Avoiding environmental discomfort, heat exposure affects youWhen this happens to me, I often think about the robust individuals of years past, traversing the continental United States from East to West in nothing but covered wagons or on horseback, exposed to the natural elements with no recourse if the situation grows even more sour.  Sub-zero temperatures seem to offer no boundaries to pioneering individuals while a rather warmed room of shelter is causing such a painful reaction from my body.  Sensations.  Feeling cold.  Feeling hot.  Feeling hungry.  Feeling tired.  Feeling the need to breathe.  Communication from your mind to your brain, via your body; compelling you to act; seemingly, in your best interest.  Act you will, trying to remove even the slightest sensation of discomfort by using conditioned responses: for cold, turn up the heater; for hunger, eat, and so forth.  As you do so, you cause future sensations to grow more or less intense in response to the same environmental signal.  For the easy example I have been banging away at: the temperature drops a bit, causing the above described sensations, and you run and increase the temperature on the thermostat, kicking on the furnace and releasing warm air into the room.  The sensation of “cold” quickly disappears, for the moment; but what has just happened is that you communicated to your mind that respite is always near.  Your mind, in turn, will reset the cue to signal to you that it is too cold to just an infinitesimally small degree of difference so that next time, you feel the sensations of cold at a warmer temperature.  This is a most important point; and this effect occurs over a wide range of phenomena; and it changes your physiology.
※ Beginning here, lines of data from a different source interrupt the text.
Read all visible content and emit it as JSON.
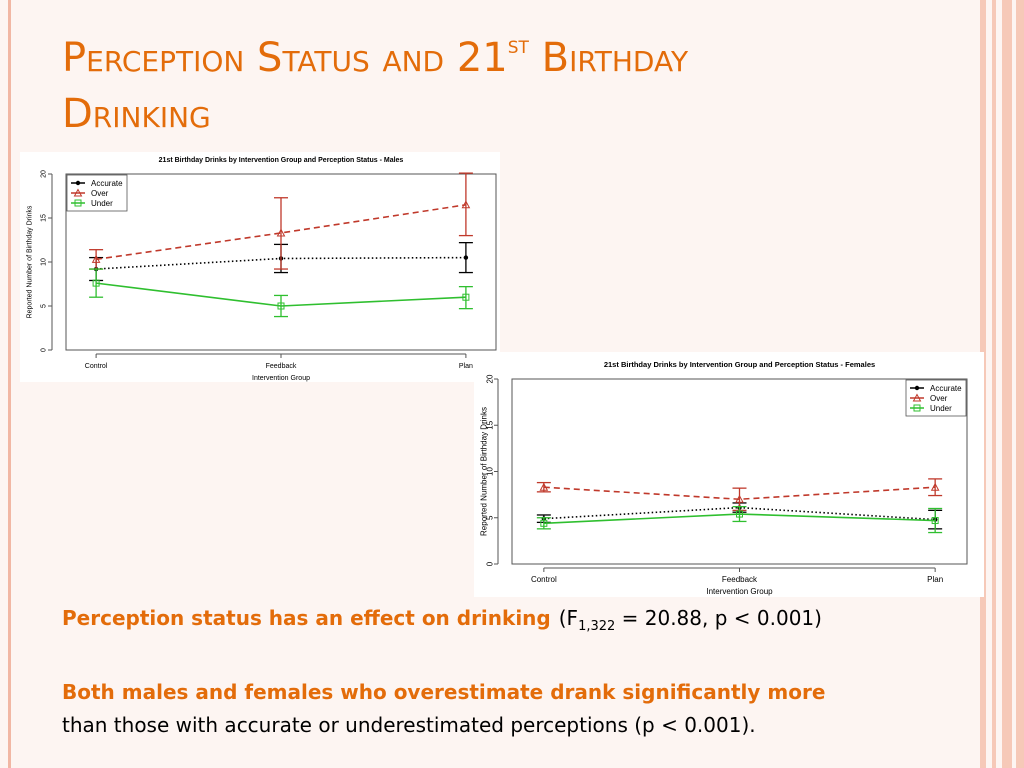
{
  "slide": {
    "title_main": "Perception Status and 21",
    "title_sup": "st",
    "title_tail": "Birthday",
    "title_line2": "Drinking",
    "text1_orange": "Perception status has an effect on drinking",
    "text1_stat_a": "(F",
    "text1_stat_sub": "1,322",
    "text1_stat_b": " = 20.88, p < 0.001)",
    "text2_orange": "Both males and females who overestimate drank significantly more",
    "text2_plain": "than those with accurate or underestimated perceptions (p < 0.001)."
  },
  "colors": {
    "accent": "#e36c0a",
    "accurate": "#000000",
    "over": "#c0392b",
    "under": "#2fbf2f"
  },
  "chart_data": [
    {
      "type": "line",
      "title": "21st Birthday Drinks by Intervention Group and Perception Status - Males",
      "xlabel": "Intervention Group",
      "ylabel": "Reported Number of Birthday Drinks",
      "categories": [
        "Control",
        "Feedback",
        "Plan"
      ],
      "ylim": [
        0,
        20
      ],
      "yticks": [
        0,
        5,
        10,
        15,
        20
      ],
      "legend_position": "top-left",
      "series": [
        {
          "name": "Accurate",
          "values": [
            9.2,
            10.4,
            10.5
          ],
          "lower": [
            7.9,
            8.8,
            8.8
          ],
          "upper": [
            10.5,
            12.0,
            12.2
          ],
          "color": "#000000",
          "dash": "dotted",
          "marker": "dot"
        },
        {
          "name": "Over",
          "values": [
            10.3,
            13.3,
            16.5
          ],
          "lower": [
            9.2,
            9.2,
            13.0
          ],
          "upper": [
            11.4,
            17.3,
            20.1
          ],
          "color": "#c0392b",
          "dash": "dashed",
          "marker": "triangle"
        },
        {
          "name": "Under",
          "values": [
            7.6,
            5.0,
            6.0
          ],
          "lower": [
            6.0,
            3.8,
            4.7
          ],
          "upper": [
            9.2,
            6.2,
            7.2
          ],
          "color": "#2fbf2f",
          "dash": "solid",
          "marker": "square"
        }
      ]
    },
    {
      "type": "line",
      "title": "21st Birthday Drinks by Intervention Group and Perception Status - Females",
      "xlabel": "Intervention Group",
      "ylabel": "Reported Number of Birthday Drinks",
      "categories": [
        "Control",
        "Feedback",
        "Plan"
      ],
      "ylim": [
        0,
        20
      ],
      "yticks": [
        0,
        5,
        10,
        15,
        20
      ],
      "legend_position": "top-right",
      "series": [
        {
          "name": "Accurate",
          "values": [
            4.9,
            6.1,
            4.8
          ],
          "lower": [
            4.5,
            5.6,
            3.8
          ],
          "upper": [
            5.3,
            6.6,
            5.8
          ],
          "color": "#000000",
          "dash": "dotted",
          "marker": "dot"
        },
        {
          "name": "Over",
          "values": [
            8.3,
            7.0,
            8.3
          ],
          "lower": [
            7.8,
            5.8,
            7.4
          ],
          "upper": [
            8.8,
            8.2,
            9.2
          ],
          "color": "#c0392b",
          "dash": "dashed",
          "marker": "triangle"
        },
        {
          "name": "Under",
          "values": [
            4.4,
            5.4,
            4.7
          ],
          "lower": [
            3.8,
            4.6,
            3.4
          ],
          "upper": [
            5.0,
            6.2,
            6.0
          ],
          "color": "#2fbf2f",
          "dash": "solid",
          "marker": "square"
        }
      ]
    }
  ]
}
When you instantly seek comfort, always and constantly, cellular function changes such that you grow less resilient.  Smaller environmental changes now cause a greater response in sensation.  To keep with our example, you will feel colder at higher and higher temperatures.  This lost of robustness over many different signals is a decline in your health.  To regain health, integrity, and robustness you must start to get comfortable with being a little uncomfortable.  It requires mental focus, but it will move the needle in the direction you need it to. As your health improves, you will be less hungry, less cold, less infections will grab hold of you less often; you will breathe less, you will want less, you will consume less, your physiological and psychological function will improve, you will experience pain and hurt less; and very likely, you will find peace. All from progressively experiencing a bit of discomfort… feeling alive.